Est-ce que l’expansion de Trans Mountain augmentera les GES au Canada?

Une fois l’expansion achevée du pipeline Trans Mountain, 325 millions de barils de pétrole des sables bitumineux seront transportés chaque année, contre 109 millions actuellement.
Photo: Jason Franson La Presse Canadienne Une fois l’expansion achevée du pipeline Trans Mountain, 325 millions de barils de pétrole des sables bitumineux seront transportés chaque année, contre 109 millions actuellement.

Le gouvernement de Justin Trudeau affirme que l’expansion du pipeline Trans Mountain n’entraînera pas d’augmentation des émissions de gaz à effet de serre au Canada. Est-ce exact ?

En officialisant la seconde approbation du projet d’expansion du pipeline Trans Mountain, le gouvernement fédéral a soutenu mardi que cet accroissement des exportations pétrolières n’entraînera pas d’augmentation des émissions de gaz à effet de serre (GES) au Canada.

Selon la capacité de transport prévue pour le réseau Trans Mountain, une fois l’expansion achevée, 325 millions de barils de pétrole des sables bitumineux seront transportés chaque année, contre 109 millions actuellement.

Dans le cadre d’un briefing technique offert mardi, les fonctionnaires fédéraux ont toutefois indiqué que les émissions de gaz à effet de serre demeureraient au même niveau, puisque le pétrole qui sera transporté par les deux pipelines vers la côte ouest sera exploité en Alberta, avec ou sans projet d’expansion.

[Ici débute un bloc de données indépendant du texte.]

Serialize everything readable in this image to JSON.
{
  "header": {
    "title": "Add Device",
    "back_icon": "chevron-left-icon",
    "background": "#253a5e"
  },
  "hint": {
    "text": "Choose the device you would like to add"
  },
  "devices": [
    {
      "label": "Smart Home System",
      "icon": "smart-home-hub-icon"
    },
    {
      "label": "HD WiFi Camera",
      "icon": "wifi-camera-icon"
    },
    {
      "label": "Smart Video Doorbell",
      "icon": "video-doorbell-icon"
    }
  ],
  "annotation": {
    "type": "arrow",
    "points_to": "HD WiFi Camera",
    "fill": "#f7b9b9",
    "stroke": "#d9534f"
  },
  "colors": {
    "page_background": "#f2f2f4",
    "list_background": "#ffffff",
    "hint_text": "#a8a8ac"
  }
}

Dans un rapport produit en 2016, l’Agence canadienne d’évaluation environnementale prévoyait pourtant que « les émissions de GES en amont au Canada découlant de la production, du traitement et du raffinement des produits associés à la capacité nominale élargie du réseau » Trans Mountain pourraient « varier » de 21 à 26 millions de tonnes de GES par année. C’est l’équivalent du bilan de GES de tout le secteur industriel québécois en 2016.

 
De 13 à 15 millions
Estimation annuelle de l’accroissement des gaz à effets de serre causée par l’expansion du pipeline Trans Mountain, selon l’Agence canadienne d’évaluation environnementale

L’Agence indiquait d’ailleurs bel et bien que l’expansion était responsable d’une hausse des GES associés à l’exploitation pétrolière.

« En ne tenant compte que de la capacité ajoutée grâce au projet, les émissions pourraient varier de 13 à 15 millions de tonnes », pouvait-on lire dans le rapport.

Concrètement, cela signifie que les GES directement imputables au projet d’expansion de Trans Mountain équivalent à alourdir le bilan du Canada en y ajoutant environ la moitié de tous les GES du transport routier du Québec, selon les données québécoises de 2016, soit les plus récentes disponibles.

Selon l’organisme Équiterre, les émissions « additionnelles » imputables au seul projet d’expansion équivalent à ajouter trois millions de voitures sur les routes du pays.